30 junho 2011

Contributos para o índice da felicidade interna

Começo por uma declaração de interesses: esta crónica é um apelo desesperado à adopção. Estou totalmente disponível para abdicar dos poucos laços de sangue que me restam e entregar-me nos braços de Ana Maria e Desidério Rodrigues. Prometo ser um filho leal, obediente, meigo, carinhoso, trabalhador, enfim, o filho perfeito. Condições? Cama, mesa e roupa lavada. Ou apenas mesa. Onde? No Solar Bragançano, claro.

Falo-vos de uma casa encantada, do castelo imaginário da nossa infância onde as promessas de requinte, sofisticação, fartura e felicidade eterna se cumprem como nos sonhos: para sempre. E era aqui, nesta casa, neste abrigo, que eu queria viver. E de certa forma vivo. Porque só aqui me sinto verdadeiramente feliz. Quando me passeio por estas salas ao som de Mozart ou Haydn, quando degusto as primeiras entradas, quando provo os divinos sucos do Douro, quando fumo num pequeno pátio repleto de flores e aromas celestiais, percebo que tudo o resto que faço na vida faço-o em função de poder experimentar momentos como estes. Viver sem ter desfrutado desta joie de vivre é pura ilusão.

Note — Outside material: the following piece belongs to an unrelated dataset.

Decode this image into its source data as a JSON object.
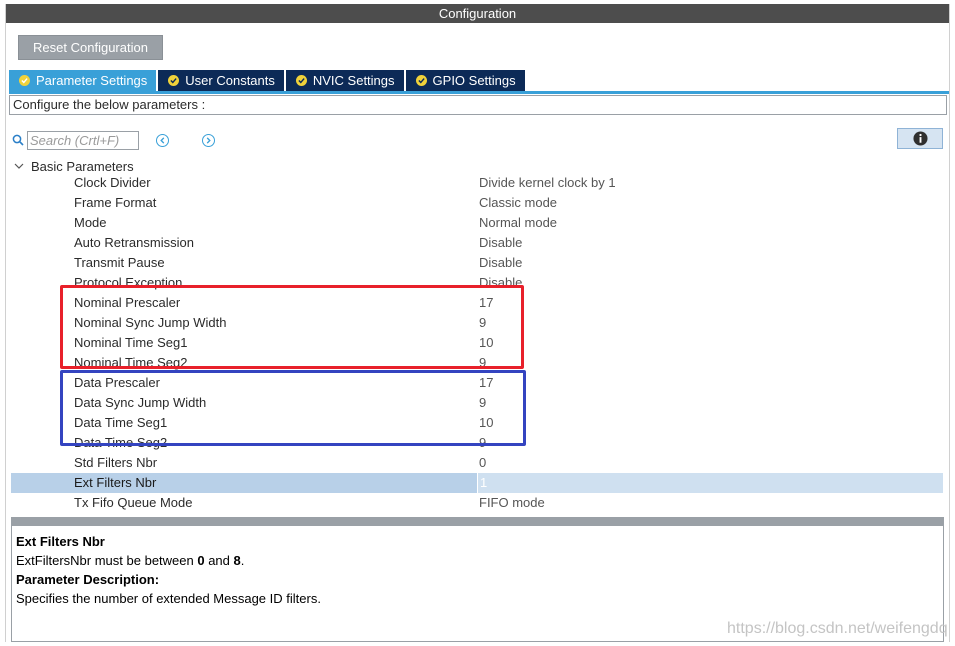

Perdida que está totalmente a objectividade crítica, prossigamos sem medos. Em relação à comida só posso dizer que tudo é excelente. Mas a caça é a aposta certa. O pote mágico de Ana Maria transforma lebres, faisões e perdizes em raridades que fazem as papilas gustativas enviar-nos mensagens ao cérebro que, como compreenderão, não posso aqui reproduzir.

Depois de preciosas iguarias de fumeiro regional e torradas embevecidas em azeite dos deuses, degustemos uma sopa de castanhas. Para prato principal as minhas preferências vão para: javali estufado, perdiz com uvas, arroz de lebre e o soberbo faisão com castanhas. Peixe também é possível e um congro grelhado a melhor opção. Para sobremesa sugiro a abóbora dourada ou a sopa de cerejas.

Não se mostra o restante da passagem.